The quest of his characters allows Maalouf to explore some urgent themes about the nature of modern science and technology and their relationship to society. Buried in the narrative of the novel are a number of sharply observed essays on how corrupt science is. Far from freeing us from ancient prejudices, he seems to be saying, new scientific discoveries are often used to perpetuate and confirm them.

When the truth about the 'scarab powder' is eventually discovered, the narrator and his partner organise a 'Network of Sages' that campaigns to ban 'gynosterilisation' and highlight the dangers that an unbalanced population presents to the world. The drug companies try to redeem themselves by producing a 'reverse substance' that speeds up the birth of girls - but this has its own problems. The Network succeeds even to the extent of getting a hearing at the UN. But by now many global trends and the strife and violence they have generated have become irreversible.

Maalouf, born in Lebanon, based in Paris, and winner of the Prix Goncourt for his latest novel Le Rocher de Tanios, is a writer of considerable depth and sophistication. And the novel contains all the Maalouf traits: clinical in its observations, profound in its analysis, knitting an allegory that works on a number of levels. On one level, it simply offers a contemporary definition of women in relation to patriarchal power and social perceptions. On another level, it is a reflection on how the weapons of the future are being used to settle the racial and religious conflicts that date back to the distant past. On yet another level, The First Century After Beatrice is a meditation on one of the most forgotten virtues of our time: wisdom.

Maalouf has a grim, but not entirely pessimistic, view of the future.

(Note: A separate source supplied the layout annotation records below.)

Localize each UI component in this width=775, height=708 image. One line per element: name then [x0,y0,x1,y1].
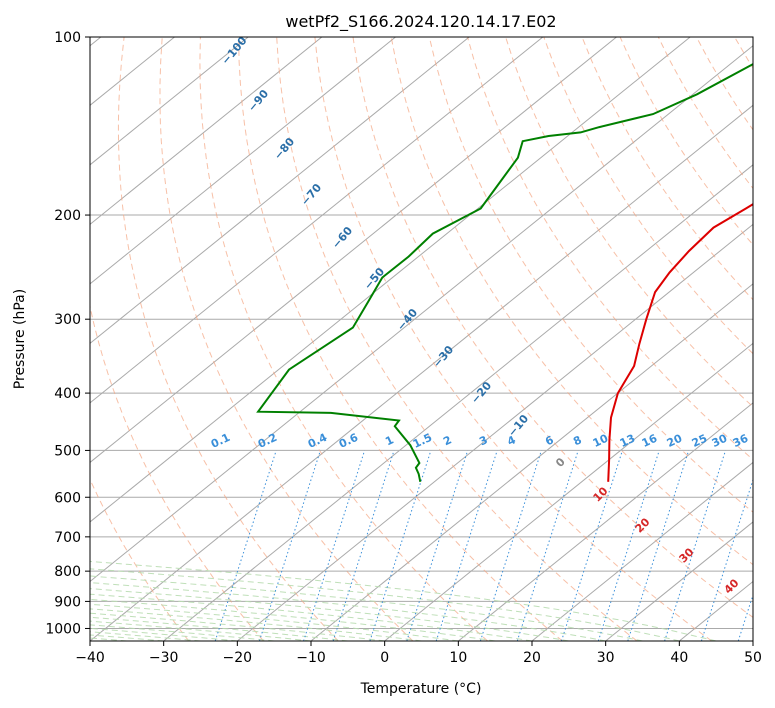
dry-adiabat-line [199,37,488,641]
x-tick-label: 0 [380,650,389,666]
moist-adiabat-line [90,582,606,641]
temperature-profile-line [607,202,753,482]
mixing-ratio-label: 36 [731,432,751,450]
mixing-ratio-line [258,450,321,641]
isotherm-line [384,342,753,641]
moist-adiabat-line [90,593,533,641]
mixing-ratio-line [737,593,753,641]
mixing-ratio-line [516,450,579,641]
chart-title: wetPf2_S166.2024.120.14.17.E02 [285,12,556,32]
isotherm-line [90,37,396,285]
y-axis-label: Pressure (hPa) [12,289,28,389]
x-tick-label: 10 [449,650,467,666]
moist-adiabat-line [90,588,569,641]
isotherm-line [90,104,753,641]
y-tick-label: 500 [54,443,81,459]
x-tick-label: −20 [223,650,253,666]
mixing-ratio-line [303,450,366,641]
x-tick-label: 30 [597,650,615,666]
y-tick-label: 100 [54,30,81,46]
background-lines [90,37,753,641]
isotherm-line [458,402,753,641]
dry-adiabat-line [314,37,713,641]
mixing-ratio-label: 30 [710,432,730,450]
dry-adiabat-line [352,37,753,618]
mixing-ratio-label: 20 [665,432,685,450]
isotherm-line [90,37,617,464]
x-tick-label: −30 [149,650,179,666]
plot-frame [89,36,754,642]
x-tick-label: −40 [75,650,105,666]
x-tick-label: −10 [296,650,326,666]
y-axis-ticks: 100 200 300 400 500 600 700 800 900 1000 [45,30,90,637]
mixing-ratio-line [406,450,469,641]
isotherm-line [90,45,753,583]
dry-adiabat-line [117,37,339,641]
mixing-ratio-line [214,450,277,641]
series-layer [256,63,753,483]
mixing-ratio-line [479,450,542,641]
y-tick-label: 900 [54,594,81,610]
y-tick-label: 1000 [45,621,81,637]
dry-adiabat-line [238,37,563,641]
dry-adiabat-line [467,37,753,461]
x-axis-ticks: −40 −30 −20 −10 0 10 20 30 40 50 [75,641,762,666]
isotherm-line [531,461,753,641]
moist-adiabat-line [90,575,643,641]
isotherm-line [605,521,753,641]
x-tick-label: 20 [523,650,541,666]
mixing-ratio-label: 10 [591,432,611,450]
mixing-ratio-line [332,450,395,641]
mixing-ratio-line [664,450,727,641]
isotherm-line [237,223,753,641]
y-tick-label: 400 [54,386,81,402]
dry-adiabat-line [428,37,753,513]
isotherm-line [90,37,249,166]
x-tick-label: 40 [670,650,688,666]
x-tick-label: 50 [744,650,762,666]
y-tick-label: 800 [54,564,81,580]
mixing-ratio-line [700,478,753,641]
dry-adiabat-line [159,37,414,641]
mixing-ratio-line [561,450,623,641]
isotherm-line [90,37,470,345]
mixing-ratio-line [627,450,690,641]
y-tick-label: 700 [54,530,81,546]
mixing-ratio-line [369,450,432,641]
x-axis-label: Temperature (°C) [360,681,482,697]
mixing-ratio-line [435,450,498,641]
y-tick-label: 200 [54,208,81,224]
y-tick-label: 300 [54,312,81,328]
dry-adiabat-line [276,37,638,641]
dry-adiabat-line [390,37,753,566]
mixing-ratio-label: 16 [640,432,660,450]
mixing-ratio-label: 13 [618,432,637,450]
mixing-ratio-label: 25 [690,432,709,450]
mixing-ratio-line [597,450,660,641]
y-tick-label: 600 [54,490,81,506]
isotherm-line [90,37,544,404]
isotherm-line [90,37,323,225]
isotherm-line [163,164,753,641]
isotherm-line [90,37,691,523]
dewpoint-profile-line [256,63,753,483]
dry-adiabat-line [90,478,190,641]
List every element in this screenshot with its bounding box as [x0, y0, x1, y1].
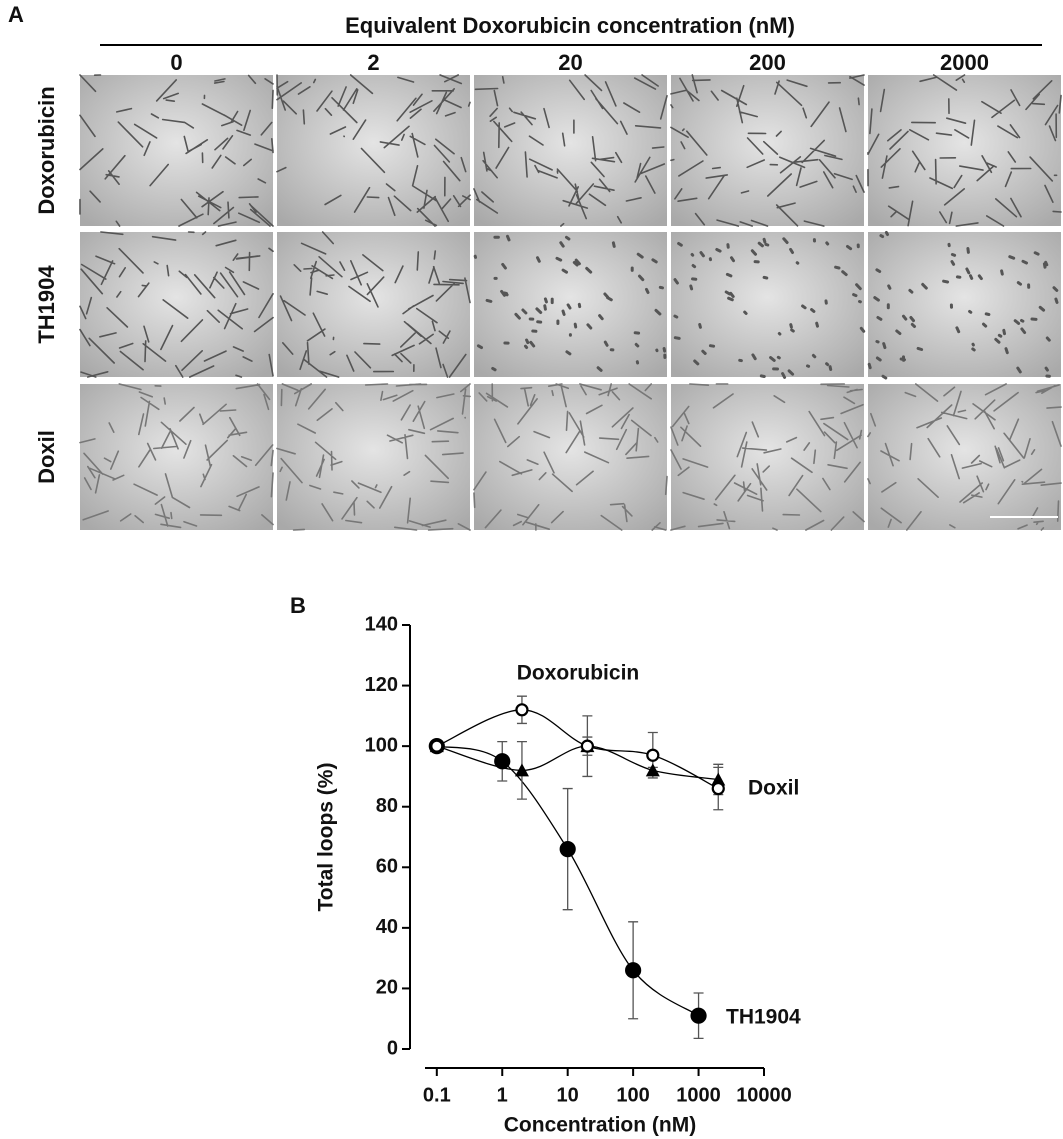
marker [559, 841, 576, 858]
micrograph [276, 383, 471, 531]
micrograph-bg [671, 384, 864, 530]
cell-network [673, 237, 866, 379]
x-tick-label: 1 [497, 1084, 508, 1106]
panel-label: A [8, 2, 24, 27]
micrograph-bg [80, 232, 273, 377]
x-tick-label: 10 [557, 1084, 579, 1106]
micrograph-bg [868, 75, 1061, 226]
micrograph-bg [671, 75, 864, 226]
micrograph [671, 232, 866, 379]
series-label: TH1904 [726, 1006, 801, 1029]
micrograph [670, 383, 865, 531]
y-tick-label: 60 [376, 856, 398, 878]
x-axis-title: Concentration (nM) [504, 1114, 696, 1137]
y-tick-label: 80 [376, 795, 398, 817]
cell-network [867, 74, 1062, 227]
y-axis-title: Total loops (%) [315, 763, 338, 912]
cell-network [276, 383, 471, 531]
marker [646, 748, 660, 762]
marker [711, 772, 726, 786]
marker [580, 739, 594, 753]
micrograph [277, 231, 471, 378]
cell-network [276, 74, 471, 227]
column-label: 2000 [940, 50, 989, 75]
marker [430, 739, 444, 753]
micrograph-bg [671, 232, 864, 377]
series-label: Doxil [748, 777, 799, 800]
cell-network [79, 383, 274, 529]
y-tick-label: 40 [376, 916, 398, 938]
marker [494, 753, 511, 770]
micrograph-bg [277, 75, 470, 226]
cell-network [473, 74, 668, 227]
micrograph [473, 74, 668, 227]
panel-header: Equivalent Doxorubicin concentration (nM… [345, 13, 795, 38]
column-label: 20 [558, 50, 582, 75]
marker [711, 781, 725, 796]
x-tick-label: 0.1 [423, 1084, 451, 1106]
x-tick-label: 100 [616, 1084, 649, 1106]
x-tick-label: 1000 [676, 1084, 721, 1106]
column-label: 0 [170, 50, 182, 75]
marker [625, 962, 642, 979]
x-tick-label: 10000 [736, 1084, 792, 1106]
micrograph [473, 232, 667, 377]
marker [690, 1007, 707, 1024]
cell-network [670, 383, 865, 531]
micrograph [79, 231, 274, 378]
cell-network [279, 231, 471, 378]
micrograph [670, 74, 865, 227]
cell-network [867, 231, 1059, 380]
y-tick-label: 140 [365, 613, 398, 635]
micrograph-bg [80, 75, 273, 226]
panel-label: B [290, 593, 306, 618]
y-tick-label: 100 [365, 734, 398, 756]
series-label: Doxorubicin [517, 662, 640, 685]
row-label: Doxil [34, 430, 59, 484]
cell-network [473, 234, 667, 372]
micrograph [473, 383, 668, 531]
micrograph [867, 383, 1062, 531]
column-label: 200 [749, 50, 786, 75]
y-tick-label: 0 [387, 1037, 398, 1059]
cell-network [867, 383, 1062, 531]
micrograph [79, 383, 274, 530]
cell-network [79, 231, 274, 378]
marker [645, 763, 660, 777]
micrograph [276, 74, 471, 227]
marker [514, 763, 529, 777]
micrograph [79, 74, 274, 227]
micrograph-bg [277, 232, 470, 377]
y-tick-label: 120 [365, 674, 398, 696]
micrograph-bg [868, 232, 1061, 377]
row-label: Doxorubicin [34, 86, 59, 214]
cell-network [473, 383, 668, 531]
cell-network [79, 74, 274, 227]
series-line [436, 709, 719, 790]
column-label: 2 [367, 50, 379, 75]
micrograph [867, 231, 1061, 380]
micrograph [867, 74, 1062, 227]
marker [515, 703, 529, 717]
micrograph-bg [868, 384, 1061, 530]
cell-network [670, 74, 865, 227]
row-label: TH1904 [34, 265, 59, 344]
y-tick-label: 20 [376, 977, 398, 999]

He warns us that all villainies are possible, but none is inevitable - provided we watch ourselves carefully. And he leaves us with a number of urgent questions to ponder. After banishing the god of 'how', how far can science go in its quest for the god of 'why' before degenerating into total meaninglessness? Can mankind take moral risks and still survive to see the next century? Can the industrialised North keep its prosperity and insanity intact while the South plunges into deeper and deeper poverty? Do we have the ability to transform ourselves, like the narrator's caterpillars, into butterflies, into a higher order of being?